Thursday, May 12, 2016

Karate as Dynamic Zen

My own background in training lies for the most part in Shotokan karate (supplemented heavily with Bruce Lee's Jeet Kune Do, Filipino kali and Rickson Gracie Jiu Jitsu). Like most people starting out I was primarily interested in learning how to take care of myself in a fight while also being heavily influenced by the romantic images of Okinawa portrayed in the movie The Karate Kid II which was a very popular movie that played a huge part in inspiring me to head to my local dojo. This was not my earliest experience with Japanese culture but it was the decisive one and through its influence I have been living in Japan for the last 18 years.

I am heavily influenced by the philosophy of the Zen monk Takuan Soho and his work in The Unfettered Mind and have traced the transmission of this teaching through the last four centuries. As a result of this I take a concepts-first approach to my practice of karate and seek to uncover ever more obscure points that govern the execution of form, or technique.

I first explored this some 20 years or so ago publishing an article entitled The Concept of Shotokan Karate (now available on Amazon Kindle) but since then my investigation of the relationship between Zen and martial arts has gone deeper than I originally thought would perhaps be possible. As a result of this I will also be exploring how it is that a chosen combative art form can lead a practitioner to experience a state of "satori", or realization (often popularly described as enlightenment, though I prefer to avoid that term).

Karate as Dynamic Zen

In my early training and research I became exposed to various Eastern spiritual traditions, especially Indian Buddhism, Chinese Daoism and, of course, Japanese Zen Buddhism. I was immediately attracted to the idea of viewing karate as a kind of moving Zen (what I now call a dynamic form of meditation) and delved into various books and articles eventually coming across the biography of Yamaoka Tesshu and the translation of The Unfettered Mind by Takuan Soho. These texts have absorbed a huge amount of my time and attention now for more than 20 years and my research has expanded into fields such as neuro-science, history, archaeology, psychology, mythology and comparative religion to name the primary areas of my current interest.

Starting with the question - from an academic point of view - as to how a martial art (Shotokan karate in my case) can lead a practitioner to an experience of satori my research has led me to the tentative thesis that what is happening at the time of spiritual realization is a sudden, but absolute, shift in brain dominance from the controlling left brain hemisphere to the right brain hemisphere (subordinate to the left hemisphere for most of us during our waking hours). In this way we let go (completely) of our sense of linear time, of notions of self and other, of here and there, of now, then and later, all characteristics of how the left brain hemisphere understands and represents the world, and replace these usually-dominant thoughts with the sense that there are no divisions and no limitations.

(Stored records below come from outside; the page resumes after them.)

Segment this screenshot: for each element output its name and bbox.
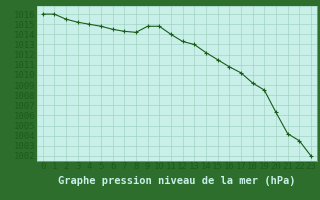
X-axis label: Graphe pression niveau de la mer (hPa): Graphe pression niveau de la mer (hPa): [58, 176, 296, 186]
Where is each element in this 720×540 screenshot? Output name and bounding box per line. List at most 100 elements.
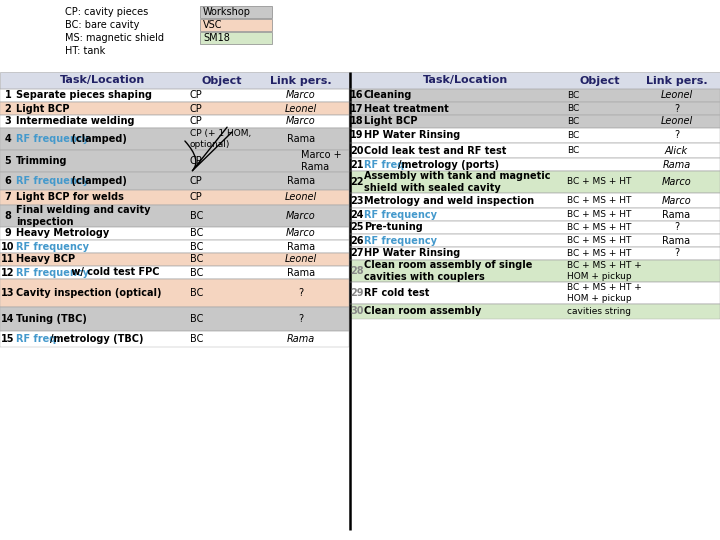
Text: cavities with couplers: cavities with couplers (364, 272, 485, 282)
Text: BC + MS + HT: BC + MS + HT (567, 223, 631, 232)
Text: Cold leak test and RF test: Cold leak test and RF test (364, 145, 506, 156)
Text: 28: 28 (350, 266, 364, 276)
Text: 20: 20 (350, 145, 364, 156)
Bar (0, 172, 349, 190)
Text: (clamped): (clamped) (68, 176, 127, 186)
Text: Pre-tuning: Pre-tuning (364, 222, 423, 233)
Text: Link pers.: Link pers. (270, 76, 332, 85)
Text: Marco: Marco (286, 91, 316, 100)
Bar (350, 304, 720, 319)
Text: BC: BC (190, 241, 203, 252)
Bar (0, 72, 349, 89)
Bar (350, 72, 720, 89)
Text: BC + MS + HT +: BC + MS + HT + (567, 261, 642, 270)
Text: Metrology and weld inspection: Metrology and weld inspection (364, 195, 534, 206)
Text: BC: BC (190, 314, 203, 324)
Text: Separate pieces shaping: Separate pieces shaping (16, 91, 152, 100)
Text: w/ cold test FPC: w/ cold test FPC (68, 267, 159, 278)
Bar (350, 171, 720, 193)
Bar (350, 282, 720, 304)
Bar (350, 234, 720, 247)
Text: 8: 8 (4, 211, 12, 221)
Text: BC: BC (567, 146, 580, 155)
Text: Trimming: Trimming (16, 156, 68, 166)
Text: Alick: Alick (665, 145, 688, 156)
Text: BC: BC (567, 104, 580, 113)
Text: 11: 11 (1, 254, 14, 265)
Text: 17: 17 (350, 104, 364, 113)
Text: Heavy Metrology: Heavy Metrology (16, 228, 109, 239)
Text: HOM + pickup: HOM + pickup (567, 272, 631, 281)
Text: 26: 26 (350, 235, 364, 246)
Text: 29: 29 (350, 288, 364, 298)
Bar (0, 205, 349, 227)
Text: 7: 7 (4, 192, 12, 202)
Bar (200, 6, 272, 18)
Text: Intermediate welding: Intermediate welding (16, 117, 135, 126)
Text: Leonel: Leonel (285, 104, 317, 113)
Text: Task/Location: Task/Location (423, 76, 508, 85)
Text: optional): optional) (190, 140, 230, 149)
Bar (350, 89, 720, 102)
Text: Light BCP: Light BCP (16, 104, 70, 113)
Text: Leonel: Leonel (660, 117, 693, 126)
Text: Marco: Marco (286, 117, 316, 126)
Text: RF frequency: RF frequency (16, 241, 89, 252)
Bar (350, 143, 720, 158)
Text: BC + MS + HT: BC + MS + HT (567, 210, 631, 219)
Text: Leonel: Leonel (285, 254, 317, 265)
Text: Assembly with tank and magnetic: Assembly with tank and magnetic (364, 171, 551, 181)
Text: RF frequency: RF frequency (16, 134, 89, 144)
Bar (0, 150, 349, 172)
Bar (350, 158, 720, 171)
Text: BC: BC (567, 91, 580, 100)
Text: RF frequency: RF frequency (364, 210, 437, 219)
Text: 4: 4 (4, 134, 12, 144)
Text: Cavity inspection (optical): Cavity inspection (optical) (16, 288, 161, 298)
Bar (0, 240, 349, 253)
Text: ?: ? (674, 248, 679, 259)
Text: BC: BC (190, 334, 203, 344)
Text: Heat treatment: Heat treatment (364, 104, 449, 113)
Text: ?: ? (674, 131, 679, 140)
Text: 13: 13 (1, 288, 14, 298)
Text: cavities string: cavities string (567, 307, 631, 316)
Text: Marco +: Marco + (301, 150, 341, 160)
Text: BC: BC (567, 131, 580, 140)
Bar (350, 221, 720, 234)
Text: ?: ? (674, 222, 679, 233)
Text: 2: 2 (4, 104, 12, 113)
Bar (0, 253, 349, 266)
Text: CP: CP (190, 91, 203, 100)
Text: 14: 14 (1, 314, 14, 324)
Text: CP: CP (190, 117, 203, 126)
Text: 23: 23 (350, 195, 364, 206)
Text: MS: magnetic shield: MS: magnetic shield (65, 33, 164, 43)
Text: 21: 21 (350, 159, 364, 170)
Text: Leonel: Leonel (660, 91, 693, 100)
Text: 27: 27 (350, 248, 364, 259)
Text: RF frequency: RF frequency (16, 267, 89, 278)
Bar (0, 128, 349, 150)
Text: Light BCP for welds: Light BCP for welds (16, 192, 124, 202)
Text: Heavy BCP: Heavy BCP (16, 254, 75, 265)
Text: inspection: inspection (16, 217, 73, 227)
Bar (350, 128, 720, 143)
Text: CP: cavity pieces: CP: cavity pieces (65, 7, 148, 17)
Bar (0, 102, 349, 115)
Text: Rama: Rama (287, 241, 315, 252)
Bar (0, 115, 349, 128)
Text: 30: 30 (350, 307, 364, 316)
Bar (350, 260, 720, 282)
Text: 1: 1 (4, 91, 12, 100)
Text: 3: 3 (4, 117, 12, 126)
Text: HT: tank: HT: tank (65, 46, 105, 56)
Text: Task/Location: Task/Location (60, 76, 145, 85)
Bar (350, 193, 720, 208)
Text: 24: 24 (350, 210, 364, 219)
Text: Rama: Rama (662, 159, 690, 170)
Text: Final welding and cavity: Final welding and cavity (16, 205, 150, 215)
Text: HP Water Rinsing: HP Water Rinsing (364, 248, 460, 259)
Text: BC + MS + HT +: BC + MS + HT + (567, 283, 642, 292)
Text: BC: BC (190, 211, 203, 221)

Even more tentatively, I am absorbed with the idea that for a few millions of years the default pre-human and human condition was to be right brain hemisphere dominant and that our shift to left brain dominance has occurred relatively recently, perhaps by a severe change in diet, and reinforced by the creation of the spoken language and reading and writing (which were themselves made possible by the theorized shift in brain dominance). This, I hypothesize, is the Original Mind of pure consciousness, free of defilement and the conceptual world.

At first blush these questions may seem alien to the practice of a martial art, but I believe that extended practice of some combative form or another is a reflection of an ever-progressive quest to satisfy ever deeper needs, somewhat akin to Maslow`s hierarchy of needs. Often at the most fundamental level a martial system is required to satisfy the need to be able to fight. That is, after all, what separates a combative art from other activities. Some people may be happy to learn a few techniques and feel a little safer and quit training. Others, their need for at least rudimentary fighting skills now satisfied, continue to attend their dojo. These people are looking for other needs to be satisfied...the need to be fit and healthy, a social need, a need for a sense of accomplishment, a need for competition, if not with other people, then at least with oneself. And so it goes on. I had a need as a teenager for exposure to something that to me at the time was exotic hence the appeal of Karate Kid II and my desire to travel to East Asia. As we progress we may view our chosen art as exactly that: an art form that fulfills our need to express ourselves while also being a vehicle to investigate ourselves. Finally though I believe that a martial art can sate our need to understand the whole process of existence, of living and dying.

Thus our chosen martial art - whether it be karate or some other form - becomes a way of life: a lifelong pursuit to understand - and express - life through the practice of a combative art form.